AMSTERDAM -DAY 8

Wednesday, July 8. 

Same again, into town. We were off to look at Rembrants house. Jumped of the train at Waterlooplein, and walked through the city admin buildings which are above the metro station. We saw the NAP, Amsterdam Ordance Data Centre, which includes the actual Zero Sea Level for Europe. Interestingly it is in the basement but is visible for all to see. Similar in appearance to a trig point. Along with it are high and low tide indicators along with canal level indicators. All has to be carefully monitored as much of Holland is below the actual Zero level. This is important when you think that the 1953 flood was four metres above sea level. Flippers and snorkel weather.   

   Decided to have lunch first, at the same restaurant that I was at last year. Wonder why I did not realise Rembrants house was next door. Could not have been too hard, the restaurant is called Rembrants Corner. You actually sit on the bridge over the canal. Can only put it down to different priorities.

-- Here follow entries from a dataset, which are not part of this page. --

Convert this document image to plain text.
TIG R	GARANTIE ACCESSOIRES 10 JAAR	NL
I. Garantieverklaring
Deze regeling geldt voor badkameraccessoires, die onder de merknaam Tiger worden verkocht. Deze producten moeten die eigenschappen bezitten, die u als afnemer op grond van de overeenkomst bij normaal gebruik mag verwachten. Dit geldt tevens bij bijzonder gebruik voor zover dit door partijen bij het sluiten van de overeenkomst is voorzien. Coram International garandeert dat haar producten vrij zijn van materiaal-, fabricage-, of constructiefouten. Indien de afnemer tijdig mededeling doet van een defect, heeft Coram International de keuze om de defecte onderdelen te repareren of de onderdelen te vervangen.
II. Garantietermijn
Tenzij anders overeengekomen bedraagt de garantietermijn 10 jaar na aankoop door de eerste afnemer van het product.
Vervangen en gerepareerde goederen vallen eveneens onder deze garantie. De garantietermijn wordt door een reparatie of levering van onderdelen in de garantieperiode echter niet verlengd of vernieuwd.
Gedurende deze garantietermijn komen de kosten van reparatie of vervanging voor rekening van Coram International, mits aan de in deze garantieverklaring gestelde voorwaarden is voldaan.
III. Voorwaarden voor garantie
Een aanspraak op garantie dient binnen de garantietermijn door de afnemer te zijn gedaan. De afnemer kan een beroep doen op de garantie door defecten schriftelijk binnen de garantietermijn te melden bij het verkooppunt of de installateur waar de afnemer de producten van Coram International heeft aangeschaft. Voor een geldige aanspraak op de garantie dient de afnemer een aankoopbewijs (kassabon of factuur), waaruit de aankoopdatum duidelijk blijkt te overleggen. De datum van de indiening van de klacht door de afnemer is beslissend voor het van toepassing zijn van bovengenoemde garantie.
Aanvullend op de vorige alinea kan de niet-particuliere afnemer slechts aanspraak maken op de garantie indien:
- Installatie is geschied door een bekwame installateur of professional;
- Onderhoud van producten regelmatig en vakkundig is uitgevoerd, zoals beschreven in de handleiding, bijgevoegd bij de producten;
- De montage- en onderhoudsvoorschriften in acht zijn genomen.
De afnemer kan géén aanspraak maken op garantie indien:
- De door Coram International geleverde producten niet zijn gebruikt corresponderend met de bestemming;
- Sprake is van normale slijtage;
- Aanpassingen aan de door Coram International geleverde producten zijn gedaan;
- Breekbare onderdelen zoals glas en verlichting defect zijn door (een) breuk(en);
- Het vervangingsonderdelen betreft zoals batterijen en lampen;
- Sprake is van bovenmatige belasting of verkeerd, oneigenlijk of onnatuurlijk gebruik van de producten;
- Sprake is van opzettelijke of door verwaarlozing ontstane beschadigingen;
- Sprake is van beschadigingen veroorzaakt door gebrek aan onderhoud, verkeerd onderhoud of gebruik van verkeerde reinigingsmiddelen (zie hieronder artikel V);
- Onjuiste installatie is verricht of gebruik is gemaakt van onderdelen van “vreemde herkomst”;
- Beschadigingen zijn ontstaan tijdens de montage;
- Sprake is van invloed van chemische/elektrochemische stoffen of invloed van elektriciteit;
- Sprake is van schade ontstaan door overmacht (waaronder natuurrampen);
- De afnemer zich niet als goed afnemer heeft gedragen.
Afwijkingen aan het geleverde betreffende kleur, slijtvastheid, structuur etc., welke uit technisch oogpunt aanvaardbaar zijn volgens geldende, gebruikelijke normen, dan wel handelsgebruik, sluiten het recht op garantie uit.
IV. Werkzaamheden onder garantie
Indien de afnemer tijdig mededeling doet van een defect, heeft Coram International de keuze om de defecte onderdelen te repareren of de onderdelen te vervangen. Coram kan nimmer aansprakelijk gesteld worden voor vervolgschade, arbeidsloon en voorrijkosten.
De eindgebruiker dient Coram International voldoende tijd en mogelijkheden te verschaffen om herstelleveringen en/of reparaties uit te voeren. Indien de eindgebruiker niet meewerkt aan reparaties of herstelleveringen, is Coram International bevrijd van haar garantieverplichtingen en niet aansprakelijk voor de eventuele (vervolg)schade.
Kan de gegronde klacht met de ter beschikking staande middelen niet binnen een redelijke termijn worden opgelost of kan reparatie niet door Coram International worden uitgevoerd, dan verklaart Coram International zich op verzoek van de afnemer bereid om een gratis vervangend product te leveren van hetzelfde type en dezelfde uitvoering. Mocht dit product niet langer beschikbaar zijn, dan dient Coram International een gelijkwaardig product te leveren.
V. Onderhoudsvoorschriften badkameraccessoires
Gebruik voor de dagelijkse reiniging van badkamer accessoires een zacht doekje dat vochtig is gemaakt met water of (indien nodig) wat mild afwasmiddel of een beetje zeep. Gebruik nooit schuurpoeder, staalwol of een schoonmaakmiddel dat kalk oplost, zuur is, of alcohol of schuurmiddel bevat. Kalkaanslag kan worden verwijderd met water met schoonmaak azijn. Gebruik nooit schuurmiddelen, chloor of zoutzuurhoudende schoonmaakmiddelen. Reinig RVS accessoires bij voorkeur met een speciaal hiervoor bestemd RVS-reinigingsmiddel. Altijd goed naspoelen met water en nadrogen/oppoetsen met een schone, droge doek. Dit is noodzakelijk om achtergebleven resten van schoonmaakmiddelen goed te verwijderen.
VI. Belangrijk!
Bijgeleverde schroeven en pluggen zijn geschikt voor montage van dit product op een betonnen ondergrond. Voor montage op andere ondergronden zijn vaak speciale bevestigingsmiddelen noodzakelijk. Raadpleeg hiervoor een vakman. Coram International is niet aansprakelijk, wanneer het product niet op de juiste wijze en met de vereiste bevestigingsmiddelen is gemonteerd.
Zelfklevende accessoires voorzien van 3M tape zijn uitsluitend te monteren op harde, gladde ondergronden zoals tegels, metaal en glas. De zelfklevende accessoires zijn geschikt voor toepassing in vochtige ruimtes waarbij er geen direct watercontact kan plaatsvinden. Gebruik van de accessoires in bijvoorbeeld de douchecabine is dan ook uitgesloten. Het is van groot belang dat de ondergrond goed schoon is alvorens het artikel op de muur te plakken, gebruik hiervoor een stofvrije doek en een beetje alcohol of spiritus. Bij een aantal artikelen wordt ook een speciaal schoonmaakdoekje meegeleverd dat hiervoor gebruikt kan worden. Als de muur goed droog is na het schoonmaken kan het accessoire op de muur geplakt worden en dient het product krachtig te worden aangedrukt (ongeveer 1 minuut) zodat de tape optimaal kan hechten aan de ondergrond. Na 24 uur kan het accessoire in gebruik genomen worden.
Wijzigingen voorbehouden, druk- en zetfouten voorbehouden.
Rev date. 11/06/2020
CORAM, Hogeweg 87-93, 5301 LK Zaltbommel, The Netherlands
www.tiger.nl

I don’t know what it is with these painters, Van Gogh supposedly shot himself, and Rembrandt was bankrupt. If you can paint it does not mean you are a financial wizard. Rembrants issue was that he paid 13,500 guilders for his house, when Mr Average earns 300 guilders a year.All that aside, Rembrandt was unbelievably talented. Not only could he paint, and on a large scale, but he was an outstanding drawer and printer.  

    

 Rembrandt was also a prolific teacher, tutoring young artists, but like many of his peers, did not sell many paintings in his lifetime. All too often, it was only after they died that their works became valuable. Try purchasing one today. You would need the finance of a small country, and in most cases that would not be enough.  

    

  The house was quite large and spread over five levels. As with most artists of that time, they also collected things, both natural and man made. These were used as inspiration for their works. Rembrandt had a great collection.  

    
    
   
   

      

All the beds were what are called bed boxes. These looked like an oversize wardrobe, where the occupants slept in a semi sitting up position. It was thought that if you slept flat then all your goodness would flow out of you during the night. Splurged in the shop and then headed to the Stedelijk Museum of Design as someone dear to me said it was open till ten tonight. 

Arrived there, it was tomorrow night. Oops, being 6.00, we decided to head back to Myrtle for an early night.